That Was Yesterday 730
Thursday, April 7, 2005-1:22 P.M.
I'm very excited about my road trip this weekend...it's a long one up to the Upper Peninsula of Michigan, with a side trip to Illinois and ending up in Duluth, Minnesota. I lined this tour up with Summit Comedy, one of the finer booking agencies in the country, and it's mostly casinos, which means my language and topicality are going to have to be more clean and scatologically unbased (how's that for dancing around a point?).
Pamela and I managed to get our taxes done online the other night. It's a weight off my shoulders to be able to get on the road without that hanging over my head. I always try to take care of as much business as possible before long road trips (this weekend doesn't get me home until Wednesday....there's a Tuesday night show and a day off on Monday). It's nice not to come home and have to hit the ground running, especially after 16 hours in the car (my estimated drive home from Duluth). Also, with the one-year-old, my wife has enough to do and I don't like to shovel more on her plate than I have to...it wouldn't be courteous, would it?
I've been thinking about the old days, when I first started comedy back in 1988, and how I used to conduct myself. There was a show every week, open mic night on a Wednesday, and it was like a pack of blind squirrels trying to find a nut to see some of us getting on stage and trying to be funny. We had no sense of what writing a joke was, no sense of promoting ourselves as a talent, no business acumen whatsoever. But to our credit, we had energy, tried new things every week (regardless of how half-baked they were), and stayed up late every night drinking cofee and eating cheeseburgers at the Peppermill and trying to think of some way to break through that invisible wall, to be taken seriously and to "make it in this business."
Today, there's no gathering, no joke-writing bull sessions, no late-night coffee, just an endless striving to find the next paying gig, get there, and get home with the money. The quality of the shows we do are better, butthe fun is largely gone. Art begins from the seed called love, but commerce strips that away so quickly...it's the difference between the passion of a gardener watering the begonias in the back yard, enjoying their beauty and sprucing up the place where they live, and the factory farmer, spreading fertilizer acres at a time and trying to maximize the cash value of a crop.
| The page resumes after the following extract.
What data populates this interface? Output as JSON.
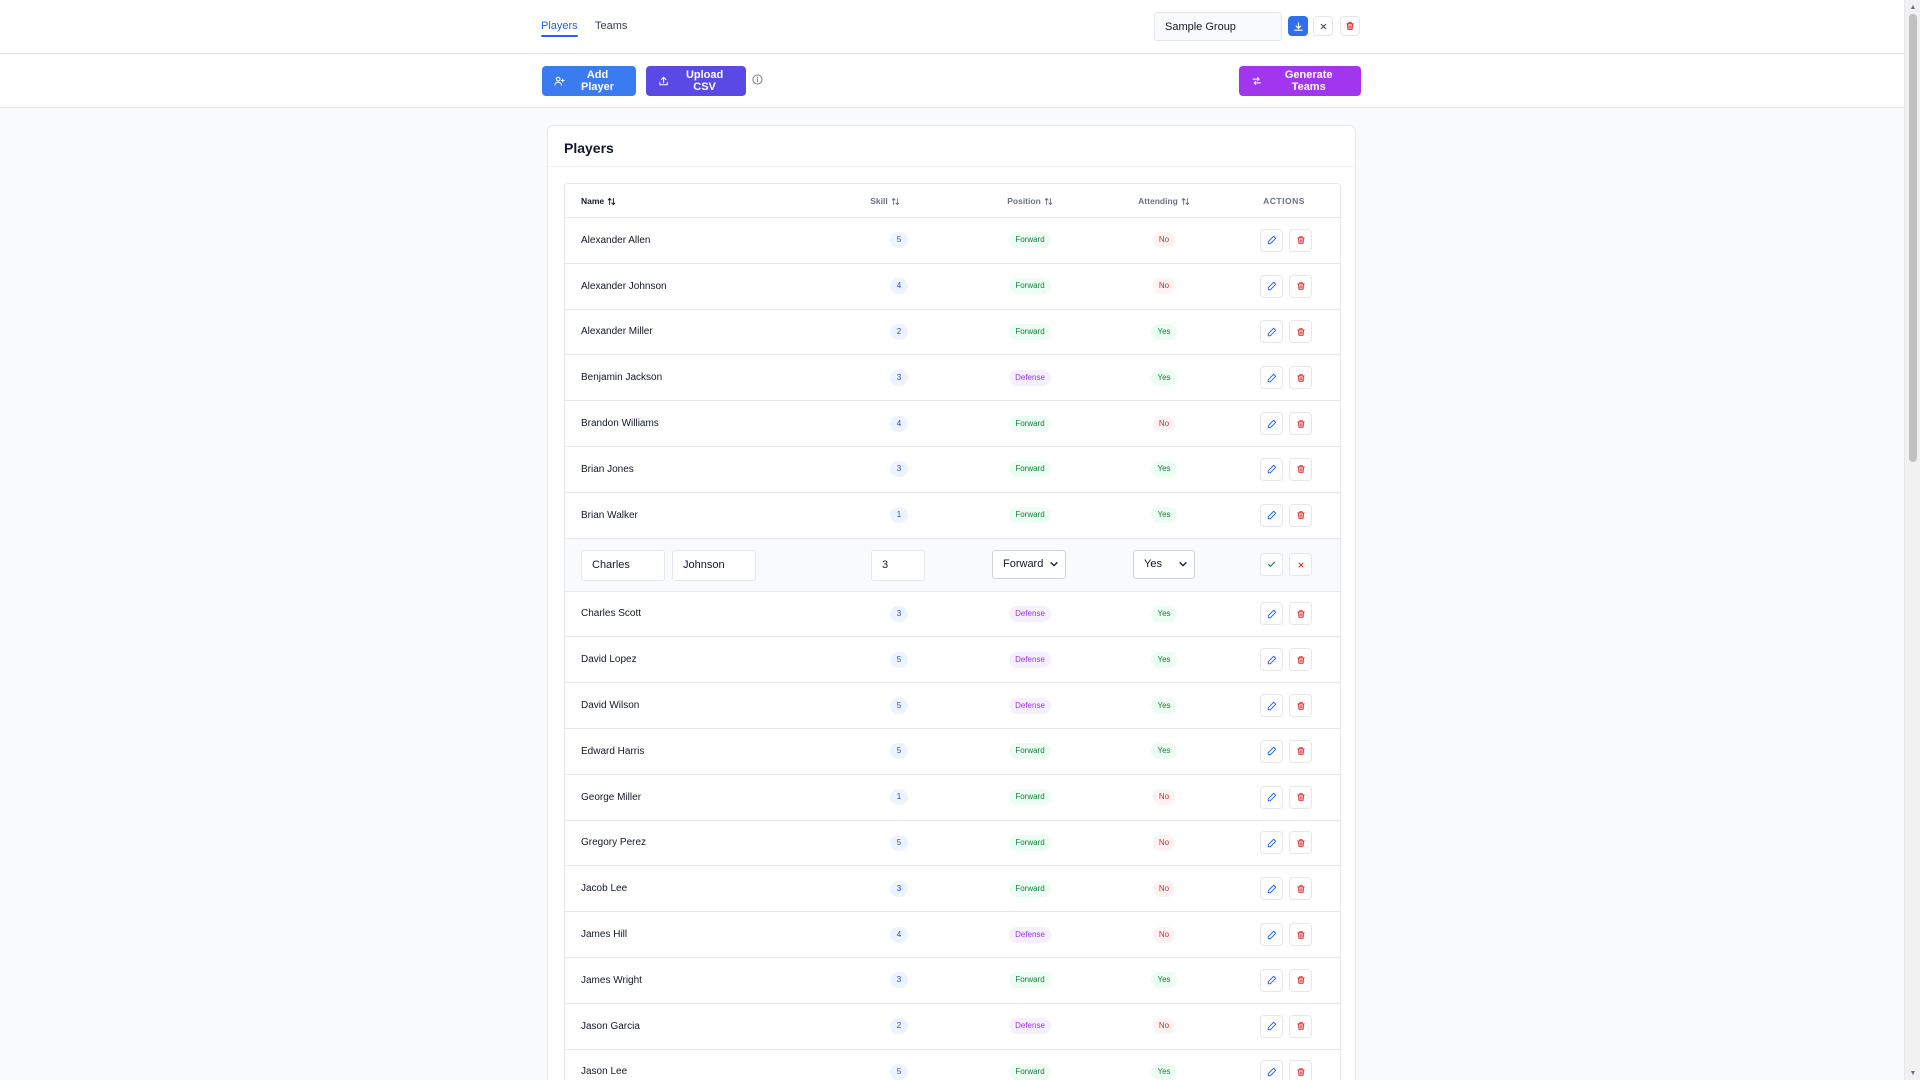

Case in point; my long road trip this weekend would be the perfect time to load a buddy into the car, and have somebody to pal around with all weekend, seeing the sights, having new adventures, and thousands of miles of time to talk about comedy and think up new ideas and bullshit around in general. Instead, it's a surgical strike, a long distance drive that I'll make alone, like a mercenary, an assassin, to get there, get the job done, and get home as quickly as possible. The blood is gone. There is no fun, the main reason I got into comedy to begin with. Showtime will be as fun as I allow it to be, which will probably be not much. The "clean" shows are tight, like walking through a minefield, every joke second-guessed as far as what I can and can't say. And where is the line of acceptability? What's clean to me may not be clean to another person. Is cleanliness the absence of foul language, or is it the absence of any impolite material whatsoever? Get the money and get home, as quickly as possible.
At least I have my small family to come home to...my wife Pamela and my baby daughter, Harmony. Their photos on my nightstand at the hotel keep me focused, the sense memory of their hugs and kisses drive me home, keeping my right foot strong on the pedal. Other comics come home to bare apartments, a mailbox full of window envelopes and final notices, and a cold bed. And God help me, I was one of them.